Nos bastidores, a propaganda do Kremlin já trabalha para difundir a ideia de que o conflito em Gaza trará benefícios. “Muitos blogueiros russos se concentraram principalmente nos ataques do Hamas a Israel em 7 de outubro, e alguns promoveram operações de informação do Kremlin alegando que a atenção do Ocidente se deslocou da Ucrânia para Israel”, disse o ISW em seu balanço diário no domingo (7).
Em artigo publicado pelo think tank norte-americano Center for European Policy Analysis (CEPA), a atriz Julia Davis, idealizadora de um serviço de monitoramento da mídia russa, foi mais longe e disse que há na Rússia quem veja o conflito como “boa notícia”.
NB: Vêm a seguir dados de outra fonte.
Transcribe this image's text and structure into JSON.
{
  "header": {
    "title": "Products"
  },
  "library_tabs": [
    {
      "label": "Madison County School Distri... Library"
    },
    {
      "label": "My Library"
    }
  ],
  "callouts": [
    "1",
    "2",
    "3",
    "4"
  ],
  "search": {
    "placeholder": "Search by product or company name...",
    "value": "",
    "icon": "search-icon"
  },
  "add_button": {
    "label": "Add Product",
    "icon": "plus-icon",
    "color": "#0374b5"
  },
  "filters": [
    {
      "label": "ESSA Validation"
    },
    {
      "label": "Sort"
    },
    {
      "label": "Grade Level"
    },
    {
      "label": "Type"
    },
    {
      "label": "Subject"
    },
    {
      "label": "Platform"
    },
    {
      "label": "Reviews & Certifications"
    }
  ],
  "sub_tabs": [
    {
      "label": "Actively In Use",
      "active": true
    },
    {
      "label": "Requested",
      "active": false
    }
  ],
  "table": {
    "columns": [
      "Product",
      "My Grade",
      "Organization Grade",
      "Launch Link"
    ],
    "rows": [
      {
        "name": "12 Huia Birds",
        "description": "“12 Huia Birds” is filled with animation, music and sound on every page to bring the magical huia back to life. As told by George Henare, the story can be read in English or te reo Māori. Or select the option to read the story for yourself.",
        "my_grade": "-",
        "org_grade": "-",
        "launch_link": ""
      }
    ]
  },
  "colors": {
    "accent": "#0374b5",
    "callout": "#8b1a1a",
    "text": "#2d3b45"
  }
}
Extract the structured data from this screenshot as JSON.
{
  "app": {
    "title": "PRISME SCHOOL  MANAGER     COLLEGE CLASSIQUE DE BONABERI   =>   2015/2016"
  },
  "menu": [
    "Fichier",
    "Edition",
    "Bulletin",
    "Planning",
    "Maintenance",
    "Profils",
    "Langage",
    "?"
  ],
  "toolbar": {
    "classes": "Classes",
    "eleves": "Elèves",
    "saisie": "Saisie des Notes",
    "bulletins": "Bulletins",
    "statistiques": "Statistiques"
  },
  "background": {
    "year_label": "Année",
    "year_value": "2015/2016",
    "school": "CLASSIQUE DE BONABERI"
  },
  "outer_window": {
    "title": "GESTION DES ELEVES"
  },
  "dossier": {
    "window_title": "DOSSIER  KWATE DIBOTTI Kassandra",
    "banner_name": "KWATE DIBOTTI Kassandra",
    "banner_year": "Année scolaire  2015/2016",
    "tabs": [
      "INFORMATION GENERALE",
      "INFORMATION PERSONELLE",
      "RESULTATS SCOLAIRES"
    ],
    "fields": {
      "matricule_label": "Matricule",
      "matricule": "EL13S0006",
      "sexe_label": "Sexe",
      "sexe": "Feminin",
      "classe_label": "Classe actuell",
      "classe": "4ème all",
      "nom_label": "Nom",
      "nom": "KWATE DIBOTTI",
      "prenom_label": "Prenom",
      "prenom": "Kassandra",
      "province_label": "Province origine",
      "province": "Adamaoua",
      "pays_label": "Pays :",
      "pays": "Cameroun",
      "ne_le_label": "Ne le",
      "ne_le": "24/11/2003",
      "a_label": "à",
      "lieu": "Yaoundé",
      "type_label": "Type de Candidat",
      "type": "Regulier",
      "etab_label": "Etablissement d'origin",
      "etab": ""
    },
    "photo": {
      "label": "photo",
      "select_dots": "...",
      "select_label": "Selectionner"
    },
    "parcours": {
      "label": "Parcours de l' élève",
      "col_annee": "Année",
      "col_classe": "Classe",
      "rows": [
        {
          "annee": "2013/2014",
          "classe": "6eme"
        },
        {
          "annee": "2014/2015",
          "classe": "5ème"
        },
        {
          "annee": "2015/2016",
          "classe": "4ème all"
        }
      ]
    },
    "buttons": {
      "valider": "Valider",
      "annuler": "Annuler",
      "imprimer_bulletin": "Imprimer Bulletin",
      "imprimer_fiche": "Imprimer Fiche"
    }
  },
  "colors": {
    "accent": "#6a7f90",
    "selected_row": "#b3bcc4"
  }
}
Davis citou o caso do propagandista Marat Bulatov, apresentador de um programa no canal online Solovyov Live, que pertence a outro notório analista político pró-Kremlin, Vladimir Solovyov.
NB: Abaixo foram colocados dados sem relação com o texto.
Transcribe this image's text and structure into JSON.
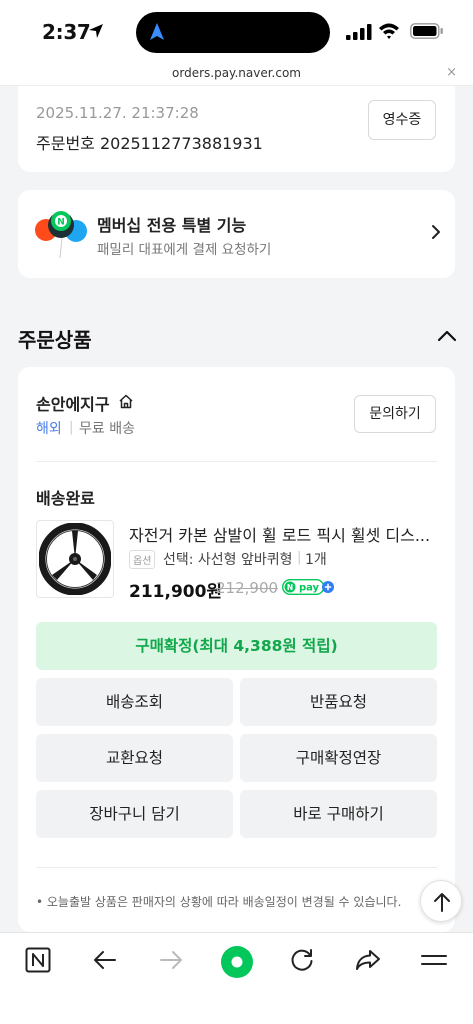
{
  "status_bar": {
    "time": "2:37"
  },
  "browser": {
    "url": "orders.pay.naver.com",
    "close_label": "×"
  },
  "order_info": {
    "datetime": "2025.11.27. 21:37:28",
    "order_number": "주문번호 2025112773881931",
    "receipt_label": "영수증"
  },
  "membership": {
    "title": "멤버십 전용 특별 기능",
    "subtitle": "패밀리 대표에게 결제 요청하기",
    "balloon_badge": "N"
  },
  "section": {
    "title": "주문상품"
  },
  "store": {
    "name": "손안에지구",
    "origin": "해외",
    "shipping": "무료 배송",
    "inquiry_label": "문의하기"
  },
  "product": {
    "status": "배송완료",
    "name": "자전거 카본 삼발이 휠 로드 픽시 휠셋 디스...",
    "option_badge": "옵션",
    "option": "선택: 사선형 앞바퀴형",
    "quantity": "1개",
    "price": "211,900원",
    "original_price": "212,900",
    "pay_badge": "pay"
  },
  "actions": {
    "confirm": "구매확정(최대 4,388원 적립)",
    "buttons": [
      "배송조회",
      "반품요청",
      "교환요청",
      "구매확정연장",
      "장바구니 담기",
      "바로 구매하기"
    ]
  },
  "notice": "• 오늘출발 상품은 판매자의 상황에 따라 배송일정이 변경될 수 있습니다.",
  "colors": {
    "naver_green": "#03c75a",
    "confirm_bg": "#dcf6e4",
    "confirm_text": "#11a74a",
    "link_blue": "#4a7de8"
  },
  "toolbar_icons": [
    "naver-n-icon",
    "back-arrow-icon",
    "forward-arrow-icon",
    "green-dot-icon",
    "reload-icon",
    "share-icon",
    "menu-icon"
  ]
}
Durante o programa Dia Z, do veículo de mídia digital, Bulatov leu uma carta supostamente enviada por uma cidadã russa no sábado (7), dia do ataque do Hamas e também aniversário do presidente da Rússia, Vladimir Putin.
“Não é como no ano passado, quando a ponte da Crimeia foi destruída no aniversário de Putin. Só temos boas notícias hoje”, dizia a mensagem, avalizada pelo apresentador: “Sim, concordo plenamente.”
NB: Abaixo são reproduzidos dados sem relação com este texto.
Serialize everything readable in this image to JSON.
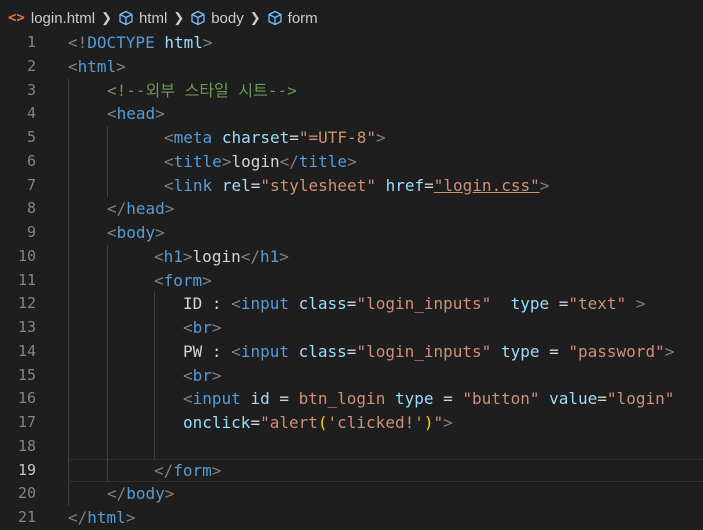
{
  "breadcrumb": {
    "file": "login.html",
    "file_icon": "<>",
    "items": [
      "html",
      "body",
      "form"
    ]
  },
  "lines": [
    {
      "n": "1",
      "indent": 0,
      "tokens": [
        {
          "c": "p",
          "t": "<!"
        },
        {
          "c": "t",
          "t": "DOCTYPE"
        },
        {
          "c": "x",
          "t": " "
        },
        {
          "c": "a",
          "t": "html"
        },
        {
          "c": "p",
          "t": ">"
        }
      ]
    },
    {
      "n": "2",
      "indent": 0,
      "tokens": [
        {
          "c": "p",
          "t": "<"
        },
        {
          "c": "t",
          "t": "html"
        },
        {
          "c": "p",
          "t": ">"
        }
      ]
    },
    {
      "n": "3",
      "indent": 1,
      "tokens": [
        {
          "c": "c",
          "t": "<!--외부 스타일 시트-->"
        }
      ]
    },
    {
      "n": "4",
      "indent": 1,
      "tokens": [
        {
          "c": "p",
          "t": "<"
        },
        {
          "c": "t",
          "t": "head"
        },
        {
          "c": "p",
          "t": ">"
        }
      ]
    },
    {
      "n": "5",
      "indent": 2,
      "tokens": [
        {
          "c": "p",
          "t": "<"
        },
        {
          "c": "t",
          "t": "meta"
        },
        {
          "c": "x",
          "t": " "
        },
        {
          "c": "a",
          "t": "charset"
        },
        {
          "c": "x",
          "t": "="
        },
        {
          "c": "s",
          "t": "\"=UTF-8\""
        },
        {
          "c": "p",
          "t": ">"
        }
      ]
    },
    {
      "n": "6",
      "indent": 2,
      "tokens": [
        {
          "c": "p",
          "t": "<"
        },
        {
          "c": "t",
          "t": "title"
        },
        {
          "c": "p",
          "t": ">"
        },
        {
          "c": "x",
          "t": "login"
        },
        {
          "c": "p",
          "t": "</"
        },
        {
          "c": "t",
          "t": "title"
        },
        {
          "c": "p",
          "t": ">"
        }
      ]
    },
    {
      "n": "7",
      "indent": 2,
      "tokens": [
        {
          "c": "p",
          "t": "<"
        },
        {
          "c": "t",
          "t": "link"
        },
        {
          "c": "x",
          "t": " "
        },
        {
          "c": "a",
          "t": "rel"
        },
        {
          "c": "x",
          "t": "="
        },
        {
          "c": "s",
          "t": "\"stylesheet\""
        },
        {
          "c": "x",
          "t": " "
        },
        {
          "c": "a",
          "t": "href"
        },
        {
          "c": "x",
          "t": "="
        },
        {
          "c": "s u",
          "t": "\"login.css\""
        },
        {
          "c": "p",
          "t": ">"
        }
      ]
    },
    {
      "n": "8",
      "indent": 1,
      "tokens": [
        {
          "c": "p",
          "t": "</"
        },
        {
          "c": "t",
          "t": "head"
        },
        {
          "c": "p",
          "t": ">"
        }
      ]
    },
    {
      "n": "9",
      "indent": 1,
      "tokens": [
        {
          "c": "p",
          "t": "<"
        },
        {
          "c": "t",
          "t": "body"
        },
        {
          "c": "p",
          "t": ">"
        }
      ]
    },
    {
      "n": "10",
      "indent": 3,
      "tokens": [
        {
          "c": "p",
          "t": "<"
        },
        {
          "c": "t",
          "t": "h1"
        },
        {
          "c": "p",
          "t": ">"
        },
        {
          "c": "x",
          "t": "login"
        },
        {
          "c": "p",
          "t": "</"
        },
        {
          "c": "t",
          "t": "h1"
        },
        {
          "c": "p",
          "t": ">"
        }
      ]
    },
    {
      "n": "11",
      "indent": 3,
      "tokens": [
        {
          "c": "p",
          "t": "<"
        },
        {
          "c": "t",
          "t": "form"
        },
        {
          "c": "p",
          "t": ">"
        }
      ]
    },
    {
      "n": "12",
      "indent": 4,
      "tokens": [
        {
          "c": "x",
          "t": "ID : "
        },
        {
          "c": "p",
          "t": "<"
        },
        {
          "c": "t",
          "t": "input"
        },
        {
          "c": "x",
          "t": " "
        },
        {
          "c": "a",
          "t": "class"
        },
        {
          "c": "x",
          "t": "="
        },
        {
          "c": "s",
          "t": "\"login_inputs\""
        },
        {
          "c": "x",
          "t": "  "
        },
        {
          "c": "a",
          "t": "type"
        },
        {
          "c": "x",
          "t": " ="
        },
        {
          "c": "s",
          "t": "\"text\""
        },
        {
          "c": "x",
          "t": " "
        },
        {
          "c": "p",
          "t": ">"
        }
      ]
    },
    {
      "n": "13",
      "indent": 4,
      "tokens": [
        {
          "c": "p",
          "t": "<"
        },
        {
          "c": "t",
          "t": "br"
        },
        {
          "c": "p",
          "t": ">"
        }
      ]
    },
    {
      "n": "14",
      "indent": 4,
      "tokens": [
        {
          "c": "x",
          "t": "PW : "
        },
        {
          "c": "p",
          "t": "<"
        },
        {
          "c": "t",
          "t": "input"
        },
        {
          "c": "x",
          "t": " "
        },
        {
          "c": "a",
          "t": "class"
        },
        {
          "c": "x",
          "t": "="
        },
        {
          "c": "s",
          "t": "\"login_inputs\""
        },
        {
          "c": "x",
          "t": " "
        },
        {
          "c": "a",
          "t": "type"
        },
        {
          "c": "x",
          "t": " = "
        },
        {
          "c": "s",
          "t": "\"password\""
        },
        {
          "c": "p",
          "t": ">"
        }
      ]
    },
    {
      "n": "15",
      "indent": 4,
      "tokens": [
        {
          "c": "p",
          "t": "<"
        },
        {
          "c": "t",
          "t": "br"
        },
        {
          "c": "p",
          "t": ">"
        }
      ]
    },
    {
      "n": "16",
      "indent": 4,
      "tokens": [
        {
          "c": "p",
          "t": "<"
        },
        {
          "c": "t",
          "t": "input"
        },
        {
          "c": "x",
          "t": " "
        },
        {
          "c": "a",
          "t": "id"
        },
        {
          "c": "x",
          "t": " = "
        },
        {
          "c": "s",
          "t": "btn_login"
        },
        {
          "c": "x",
          "t": " "
        },
        {
          "c": "a",
          "t": "type"
        },
        {
          "c": "x",
          "t": " = "
        },
        {
          "c": "s",
          "t": "\"button\""
        },
        {
          "c": "x",
          "t": " "
        },
        {
          "c": "a",
          "t": "value"
        },
        {
          "c": "x",
          "t": "="
        },
        {
          "c": "s",
          "t": "\"login\""
        }
      ]
    },
    {
      "n": "17",
      "indent": 4,
      "tokens": [
        {
          "c": "a",
          "t": "onclick"
        },
        {
          "c": "x",
          "t": "="
        },
        {
          "c": "s",
          "t": "\"alert"
        },
        {
          "c": "y",
          "t": "("
        },
        {
          "c": "s",
          "t": "'clicked!'"
        },
        {
          "c": "y",
          "t": ")"
        },
        {
          "c": "s",
          "t": "\""
        },
        {
          "c": "p",
          "t": ">"
        }
      ]
    },
    {
      "n": "18",
      "indent": 4,
      "tokens": []
    },
    {
      "n": "19",
      "indent": 3,
      "current": true,
      "tokens": [
        {
          "c": "p",
          "t": "</"
        },
        {
          "c": "t",
          "t": "form"
        },
        {
          "c": "p",
          "t": ">"
        }
      ]
    },
    {
      "n": "20",
      "indent": 1,
      "tokens": [
        {
          "c": "p",
          "t": "</"
        },
        {
          "c": "t",
          "t": "body"
        },
        {
          "c": "p",
          "t": ">"
        }
      ]
    },
    {
      "n": "21",
      "indent": 0,
      "tokens": [
        {
          "c": "p",
          "t": "</"
        },
        {
          "c": "t",
          "t": "html"
        },
        {
          "c": "p",
          "t": ">"
        }
      ]
    }
  ],
  "icons": {
    "breadcrumb_symbol": "cube-icon"
  }
}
A Rússia, Israel e o Hamas
Enquanto os porta-vozes extraoficiais do Kremlin usam o conflito em Gaza a favor da Rússia, a diplomacia do país tenta fazer o papel de mediadora. Dmitry Peskov, porta-voz da presidência russa, disse que “é necessário levar esta situação para uma direção pacífica o mais rápido possível”, pois ela cria “um grande perigo para a região, por isso estamos extremamente preocupados.”
Entretanto, episódios recentes geram questionamento quanto ao verdadeiro papel da Rússia no Oriente Médio. Em março deste ano, o Hamas disse ter enviado uma delegação à Rússia, onde os líderes da organização teriam se encontrado com o ministro das Relações Exteriores Sergei Lavrov.
“A liderança do movimento visitou Moscou e conheceu Sergei Lavrov. Foi uma visita importante que destaca o papel do movimento com muitos atores globais”, disse Saleh al-Arouri, vice-chefe do gabinete político do Hamas, segundo o site Al-Monitor.
Visitas semelhantes ocorreram outras duas vezes, em maio e setembro de 2022, de acordo com o artigo do CEPA, que acrescenta: “O grupo disse que o seu ataque foi apoiado pelo Irã e outros países, mas não os identificou.”
Paralelamente, a relação entre Rússia e Israel vai de mal a pior. Em julho do ano passado, o Ministério da Justiça russo determinou o fechamento da filial local da Sohnut (Agência Judaica para Israel), uma organização sem fins lucrativos que processa a imigração de judeus para Israel.
A ação contra a agência, que tem sede em Jerusalém, evidenciou o incômodo de Moscou com as críticas de Israel à agressão russa à Ucrânia. Entre elas, uma feita pelo ex-premiê Yair Lapid, que em abril de 2022 acusou Moscou de consumar crimes de guerra, condenando o que chamou de “visões terríveis em Bucha”, citando um massacre atribuído às tropas da Rússia contra civis ucranianos.
O próprio Lavrov esteve na mira do governo israelense ao fazer comentários antissemitas em maio. “E se Zelensky for judeu? O fato não nega os elementos nazistas na Ucrânia. Acredito que Hitler também tinha sangue judeu. Isso não significa absolutamente nada… os antissemitas mais ardentes geralmente são judeus”, disse à época o ministro, fala que gerou indignação em Israel.
Na ocasião, autoridades israelenses chamaram os comentários de falsidade “imperdoável”, enraizada em erros históricos e teorias de conspiração delirantes, que degradaram os horrores do Holocausto nazista e transformaram vítimas em perpetradores.